# Whatsapp Voice Calling



## Daniel (13/3/15)

For those interested you can now make calls through Whatsapp , HANG ON you need to do a few things first : 

Original Article on MyBB : http://mybroadband.co.za/news/smartphones/121786-whatsapp-voice-calling-tested.html

Download the version 2.11.561 (not yet available on Google Play) but here is a link to the APK (if you don't know how to install , you probably shouldn't ) , some say you can just uninstall Whatsapp and re-install , try that it might work (do so at OWN RISK , some have lost their saved chats!).

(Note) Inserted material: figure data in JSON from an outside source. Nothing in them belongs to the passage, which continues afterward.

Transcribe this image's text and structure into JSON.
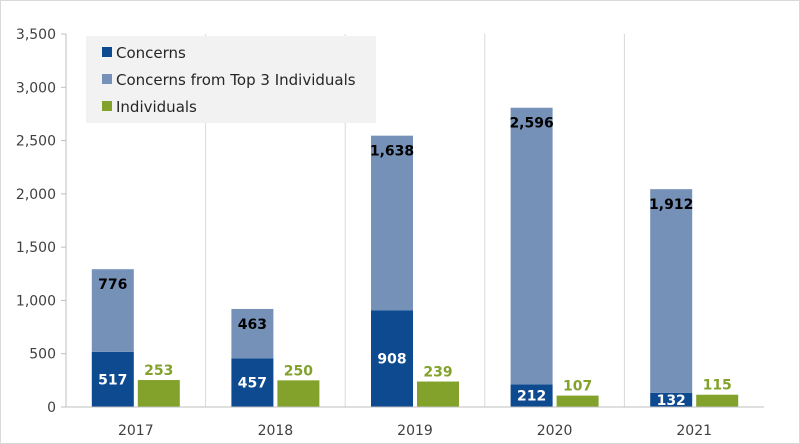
{
  "chart_data": {
    "type": "bar",
    "title": "",
    "xlabel": "",
    "ylabel": "",
    "ylim": [
      0,
      3500
    ],
    "yticks": [
      0,
      500,
      1000,
      1500,
      2000,
      2500,
      3000,
      3500
    ],
    "ytick_labels": [
      "0",
      "500",
      "1,000",
      "1,500",
      "2,000",
      "2,500",
      "3,000",
      "3,500"
    ],
    "grid": "vertical-between-categories",
    "legend_position": "top-left",
    "categories": [
      "2017",
      "2018",
      "2019",
      "2020",
      "2021"
    ],
    "series": [
      {
        "name": "Concerns",
        "stack": "concerns",
        "color": "#0e4a8f",
        "label_color": "#ffffff",
        "values": [
          517,
          457,
          908,
          212,
          132
        ],
        "labels": [
          "517",
          "457",
          "908",
          "212",
          "132"
        ]
      },
      {
        "name": "Concerns from Top 3 Individuals",
        "stack": "concerns",
        "color": "#7591b8",
        "label_color": "#000000",
        "values": [
          776,
          463,
          1638,
          2596,
          1912
        ],
        "labels": [
          "776",
          "463",
          "1,638",
          "2,596",
          "1,912"
        ]
      },
      {
        "name": "Individuals",
        "stack": "individuals",
        "color": "#83a22c",
        "label_color": "#83a22c",
        "values": [
          253,
          250,
          239,
          107,
          115
        ],
        "labels": [
          "253",
          "250",
          "239",
          "107",
          "115"
        ]
      }
    ]
  }
}
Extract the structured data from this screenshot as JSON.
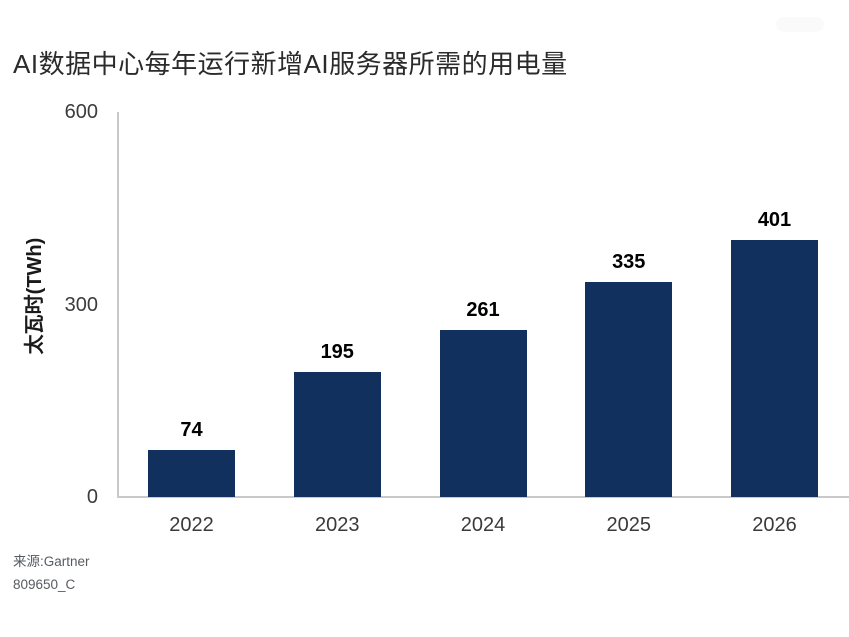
{
  "title": "AI数据中心每年运行新增AI服务器所需的用电量",
  "source": {
    "line1": "来源:Gartner",
    "line2": "809650_C"
  },
  "chart_data": {
    "type": "bar",
    "title": "AI数据中心每年运行新增AI服务器所需的用电量",
    "categories": [
      "2022",
      "2023",
      "2024",
      "2025",
      "2026"
    ],
    "values": [
      74,
      195,
      261,
      335,
      401
    ],
    "data_labels": [
      "74",
      "195",
      "261",
      "335",
      "401"
    ],
    "xlabel": "",
    "ylabel": "太瓦时(TWh)",
    "ylim": [
      0,
      600
    ],
    "yticks": [
      0,
      300,
      600
    ],
    "grid": false,
    "legend": "none",
    "bar_color": "#11305d"
  },
  "colors": {
    "bar": "#11305d",
    "axis_line": "#c9c9c9",
    "title_text": "#2b2b2b",
    "tick_text": "#3c3c3c",
    "value_text": "#000000",
    "source_text": "#565b60"
  }
}
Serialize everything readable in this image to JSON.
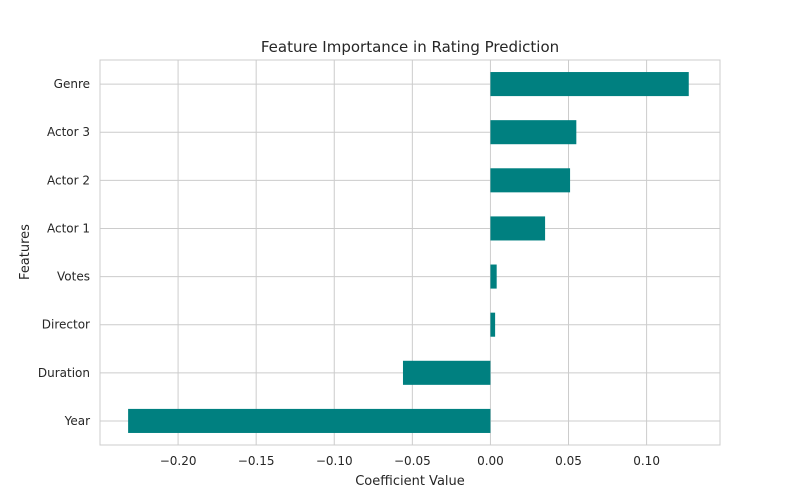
{
  "chart_data": {
    "type": "bar",
    "orientation": "horizontal",
    "title": "Feature Importance in Rating Prediction",
    "xlabel": "Coefficient Value",
    "ylabel": "Features",
    "categories": [
      "Year",
      "Duration",
      "Director",
      "Votes",
      "Actor 1",
      "Actor 2",
      "Actor 3",
      "Genre"
    ],
    "values": [
      -0.232,
      -0.056,
      0.003,
      0.004,
      0.035,
      0.051,
      0.055,
      0.127
    ],
    "xlim": [
      -0.25,
      0.147
    ],
    "xticks": [
      -0.2,
      -0.15,
      -0.1,
      -0.05,
      0.0,
      0.05,
      0.1
    ],
    "xtick_labels": [
      "−0.20",
      "−0.15",
      "−0.10",
      "−0.05",
      "0.00",
      "0.05",
      "0.10"
    ],
    "bar_color": "#008080",
    "grid": true
  }
}
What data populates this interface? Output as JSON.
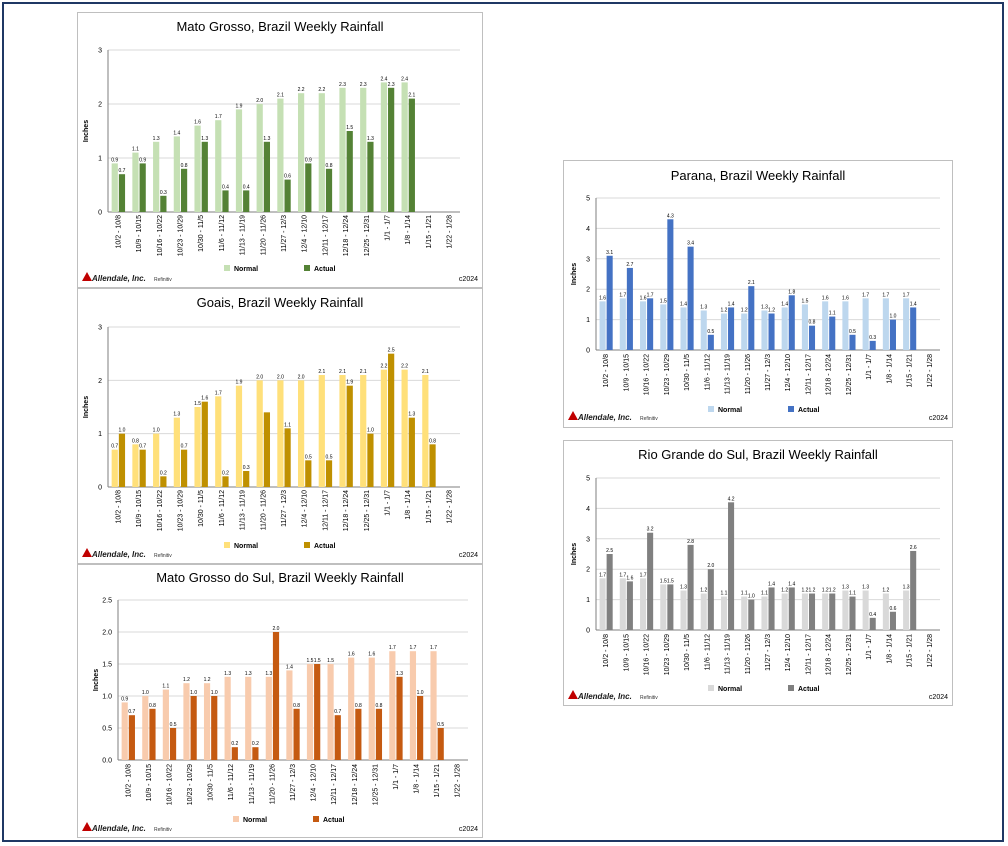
{
  "brand": {
    "logo_text": "Allendale, Inc.",
    "source": "Refinitiv",
    "copyright": "c2024",
    "logo_color": "#c00000"
  },
  "chart_data": [
    {
      "id": "mato-grosso",
      "type": "bar",
      "title": "Mato Grosso, Brazil Weekly Rainfall",
      "ylabel": "Inches",
      "ylim": [
        0,
        3
      ],
      "yticks": [
        0,
        1,
        2,
        3
      ],
      "yticks_text": [
        "0",
        "1",
        "2",
        "3"
      ],
      "categories": [
        "10/2 - 10/8",
        "10/9 - 10/15",
        "10/16 - 10/22",
        "10/23 - 10/29",
        "10/30 - 11/5",
        "11/6 - 11/12",
        "11/13 - 11/19",
        "11/20 - 11/26",
        "11/27 - 12/3",
        "12/4 - 12/10",
        "12/11 - 12/17",
        "12/18 - 12/24",
        "12/25 - 12/31",
        "1/1 - 1/7",
        "1/8 - 1/14",
        "1/15 - 1/21",
        "1/22 - 1/28"
      ],
      "series": [
        {
          "name": "Normal",
          "color": "#c5e0b4",
          "values": [
            0.9,
            1.1,
            1.3,
            1.4,
            1.6,
            1.7,
            1.9,
            2.0,
            2.1,
            2.2,
            2.2,
            2.3,
            2.3,
            2.4,
            2.4,
            null,
            null
          ],
          "labels": [
            "0.9",
            "1.1",
            "1.3",
            "1.4",
            "1.6",
            "1.7",
            "1.9",
            "2.0",
            "2.1",
            "2.2",
            "2.2",
            "2.3",
            "2.3",
            "2.4",
            "2.4",
            "",
            ""
          ]
        },
        {
          "name": "Actual",
          "color": "#548235",
          "values": [
            0.7,
            0.9,
            0.3,
            0.8,
            1.3,
            0.4,
            0.4,
            1.3,
            0.6,
            0.9,
            0.8,
            1.5,
            1.3,
            2.3,
            2.1,
            null,
            null
          ],
          "labels": [
            "0.7",
            "0.9",
            "0.3",
            "0.8",
            "1.3",
            "0.4",
            "0.4",
            "1.3",
            "0.6",
            "0.9",
            "0.8",
            "1.5",
            "1.3",
            "2.3",
            "2.1",
            "",
            ""
          ]
        }
      ]
    },
    {
      "id": "goais",
      "type": "bar",
      "title": "Goais, Brazil Weekly Rainfall",
      "ylabel": "Inches",
      "ylim": [
        0,
        3
      ],
      "yticks": [
        0,
        1,
        2,
        3
      ],
      "yticks_text": [
        "0",
        "1",
        "2",
        "3"
      ],
      "categories": [
        "10/2 - 10/8",
        "10/9 - 10/15",
        "10/16 - 10/22",
        "10/23 - 10/29",
        "10/30 - 11/5",
        "11/6 - 11/12",
        "11/13 - 11/19",
        "11/20 - 11/26",
        "11/27 - 12/3",
        "12/4 - 12/10",
        "12/11 - 12/17",
        "12/18 - 12/24",
        "12/25 - 12/31",
        "1/1 - 1/7",
        "1/8 - 1/14",
        "1/15 - 1/21",
        "1/22 - 1/28"
      ],
      "series": [
        {
          "name": "Normal",
          "color": "#ffe07a",
          "values": [
            0.7,
            0.8,
            1.0,
            1.3,
            1.5,
            1.7,
            1.9,
            2.0,
            2.0,
            2.0,
            2.1,
            2.1,
            2.1,
            2.2,
            2.2,
            2.1,
            null
          ],
          "labels": [
            "0.7",
            "0.8",
            "1.0",
            "1.3",
            "1.5",
            "1.7",
            "1.9",
            "2.0",
            "2.0",
            "2.0",
            "2.1",
            "2.1",
            "2.1",
            "2.2",
            "2.2",
            "2.1",
            ""
          ]
        },
        {
          "name": "Actual",
          "color": "#bf9000",
          "values": [
            1.0,
            0.7,
            0.2,
            0.7,
            1.6,
            0.2,
            0.3,
            1.4,
            1.1,
            0.5,
            0.5,
            1.9,
            1.0,
            2.5,
            1.3,
            0.8,
            null
          ],
          "labels": [
            "1.0",
            "0.7",
            "0.2",
            "0.7",
            "1.6",
            "0.2",
            "0.3",
            "",
            "1.1",
            "0.5",
            "0.5",
            "1.9",
            "1.0",
            "2.5",
            "1.3",
            "0.8",
            ""
          ]
        }
      ]
    },
    {
      "id": "mato-grosso-do-sul",
      "type": "bar",
      "title": "Mato Grosso do Sul, Brazil Weekly Rainfall",
      "ylabel": "Inches",
      "ylim": [
        0,
        2.5
      ],
      "yticks": [
        0,
        0.5,
        1.0,
        1.5,
        2.0,
        2.5
      ],
      "yticks_text": [
        "0.0",
        "0.5",
        "1.0",
        "1.5",
        "2.0",
        "2.5"
      ],
      "categories": [
        "10/2 - 10/8",
        "10/9 - 10/15",
        "10/16 - 10/22",
        "10/23 - 10/29",
        "10/30 - 11/5",
        "11/6 - 11/12",
        "11/13 - 11/19",
        "11/20 - 11/26",
        "11/27 - 12/3",
        "12/4 - 12/10",
        "12/11 - 12/17",
        "12/18 - 12/24",
        "12/25 - 12/31",
        "1/1 - 1/7",
        "1/8 - 1/14",
        "1/15 - 1/21",
        "1/22 - 1/28"
      ],
      "series": [
        {
          "name": "Normal",
          "color": "#f8cbad",
          "values": [
            0.9,
            1.0,
            1.1,
            1.2,
            1.2,
            1.3,
            1.3,
            1.3,
            1.4,
            1.5,
            1.5,
            1.6,
            1.6,
            1.7,
            1.7,
            1.7,
            null
          ],
          "labels": [
            "0.9",
            "1.0",
            "1.1",
            "1.2",
            "1.2",
            "1.3",
            "1.3",
            "1.3",
            "1.4",
            "1.5",
            "1.5",
            "1.6",
            "1.6",
            "1.7",
            "1.7",
            "1.7",
            ""
          ]
        },
        {
          "name": "Actual",
          "color": "#c55a11",
          "values": [
            0.7,
            0.8,
            0.5,
            1.0,
            1.0,
            0.2,
            0.2,
            2.0,
            0.8,
            1.5,
            0.7,
            0.8,
            0.8,
            1.3,
            1.0,
            0.5,
            null
          ],
          "labels": [
            "0.7",
            "0.8",
            "0.5",
            "1.0",
            "1.0",
            "0.2",
            "0.2",
            "2.0",
            "0.8",
            "1.5",
            "0.7",
            "0.8",
            "0.8",
            "1.3",
            "1.0",
            "0.5",
            ""
          ]
        }
      ]
    },
    {
      "id": "parana",
      "type": "bar",
      "title": "Parana, Brazil Weekly Rainfall",
      "ylabel": "Inches",
      "ylim": [
        0,
        5
      ],
      "yticks": [
        0,
        1,
        2,
        3,
        4,
        5
      ],
      "yticks_text": [
        "0",
        "1",
        "2",
        "3",
        "4",
        "5"
      ],
      "categories": [
        "10/2 - 10/8",
        "10/9 - 10/15",
        "10/16 - 10/22",
        "10/23 - 10/29",
        "10/30 - 11/5",
        "11/6 - 11/12",
        "11/13 - 11/19",
        "11/20 - 11/26",
        "11/27 - 12/3",
        "12/4 - 12/10",
        "12/11 - 12/17",
        "12/18 - 12/24",
        "12/25 - 12/31",
        "1/1 - 1/7",
        "1/8 - 1/14",
        "1/15 - 1/21",
        "1/22 - 1/28"
      ],
      "series": [
        {
          "name": "Normal",
          "color": "#bdd7ee",
          "values": [
            1.6,
            1.7,
            1.6,
            1.5,
            1.4,
            1.3,
            1.2,
            1.2,
            1.3,
            1.4,
            1.5,
            1.6,
            1.6,
            1.7,
            1.7,
            1.7,
            null
          ],
          "labels": [
            "1.6",
            "1.7",
            "1.6",
            "1.5",
            "1.4",
            "1.3",
            "1.2",
            "1.2",
            "1.3",
            "1.4",
            "1.5",
            "1.6",
            "1.6",
            "1.7",
            "1.7",
            "1.7",
            ""
          ]
        },
        {
          "name": "Actual",
          "color": "#4472c4",
          "values": [
            3.1,
            2.7,
            1.7,
            4.3,
            3.4,
            0.5,
            1.4,
            2.1,
            1.2,
            1.8,
            0.8,
            1.1,
            0.5,
            0.3,
            1.0,
            1.4,
            null
          ],
          "labels": [
            "3.1",
            "2.7",
            "1.7",
            "4.3",
            "3.4",
            "0.5",
            "1.4",
            "2.1",
            "1.2",
            "1.8",
            "0.8",
            "1.1",
            "0.5",
            "0.3",
            "1.0",
            "1.4",
            ""
          ]
        }
      ]
    },
    {
      "id": "rio-grande-do-sul",
      "type": "bar",
      "title": "Rio Grande do Sul, Brazil Weekly Rainfall",
      "ylabel": "Inches",
      "ylim": [
        0,
        5
      ],
      "yticks": [
        0,
        1,
        2,
        3,
        4,
        5
      ],
      "yticks_text": [
        "0",
        "1",
        "2",
        "3",
        "4",
        "5"
      ],
      "categories": [
        "10/2 - 10/8",
        "10/9 - 10/15",
        "10/16 - 10/22",
        "10/23 - 10/29",
        "10/30 - 11/5",
        "11/6 - 11/12",
        "11/13 - 11/19",
        "11/20 - 11/26",
        "11/27 - 12/3",
        "12/4 - 12/10",
        "12/11 - 12/17",
        "12/18 - 12/24",
        "12/25 - 12/31",
        "1/1 - 1/7",
        "1/8 - 1/14",
        "1/15 - 1/21",
        "1/22 - 1/28"
      ],
      "series": [
        {
          "name": "Normal",
          "color": "#d9d9d9",
          "values": [
            1.7,
            1.7,
            1.7,
            1.5,
            1.3,
            1.2,
            1.1,
            1.1,
            1.1,
            1.2,
            1.2,
            1.2,
            1.3,
            1.3,
            1.2,
            1.3,
            null
          ],
          "labels": [
            "1.7",
            "1.7",
            "1.7",
            "1.5",
            "1.3",
            "1.2",
            "1.1",
            "1.1",
            "1.1",
            "1.2",
            "1.2",
            "1.2",
            "1.3",
            "1.3",
            "1.2",
            "1.3",
            ""
          ]
        },
        {
          "name": "Actual",
          "color": "#808080",
          "values": [
            2.5,
            1.6,
            3.2,
            1.5,
            2.8,
            2.0,
            4.2,
            1.0,
            1.4,
            1.4,
            1.2,
            1.2,
            1.1,
            0.4,
            0.6,
            2.6,
            null
          ],
          "labels": [
            "2.5",
            "1.6",
            "3.2",
            "1.5",
            "2.8",
            "2.0",
            "4.2",
            "1.0",
            "1.4",
            "1.4",
            "1.2",
            "1.2",
            "1.1",
            "0.4",
            "0.6",
            "2.6",
            ""
          ]
        }
      ]
    }
  ]
}
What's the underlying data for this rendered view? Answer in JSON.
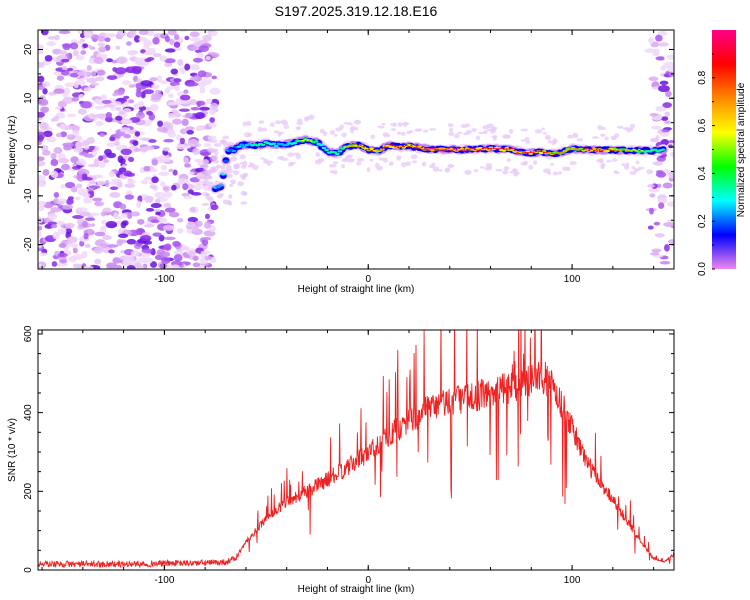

http://www.apkmirror.com/apk/whatsapp-inc/whatsapp/whatsapp-2-11-561-android-apk-download/

NOW , you need someone to already have WhatsApp calling enabled , I do but PLEASE ONLY THE first one to reply in this thread can PM me their nr and I will call them NB!! you have to be on 561 for it to become enabled as well as actually answer the call  

Ok there you go use it don't use it ... tested it works , let's see how this community comes together and passes it forward ...

Reactions: Like 1


----------



## Silver (13/3/15)

Thanks @Daniel
Most interesting

I wonder how Whatsapp calling differs from Skype calling
In terms of call quality versus bandwidth used


----------



## Daniel (13/3/15)

@Silver , quality seems very dependent on bandwidth , latency to be exact. As with any VOIP service only time will tell ...

Some additional reading (note the scams going around) : http://mybroadband.co.za/news/smartphones/121772-whatsapp-voice-calling-now-open-report.html

Reactions: Thanks 1


----------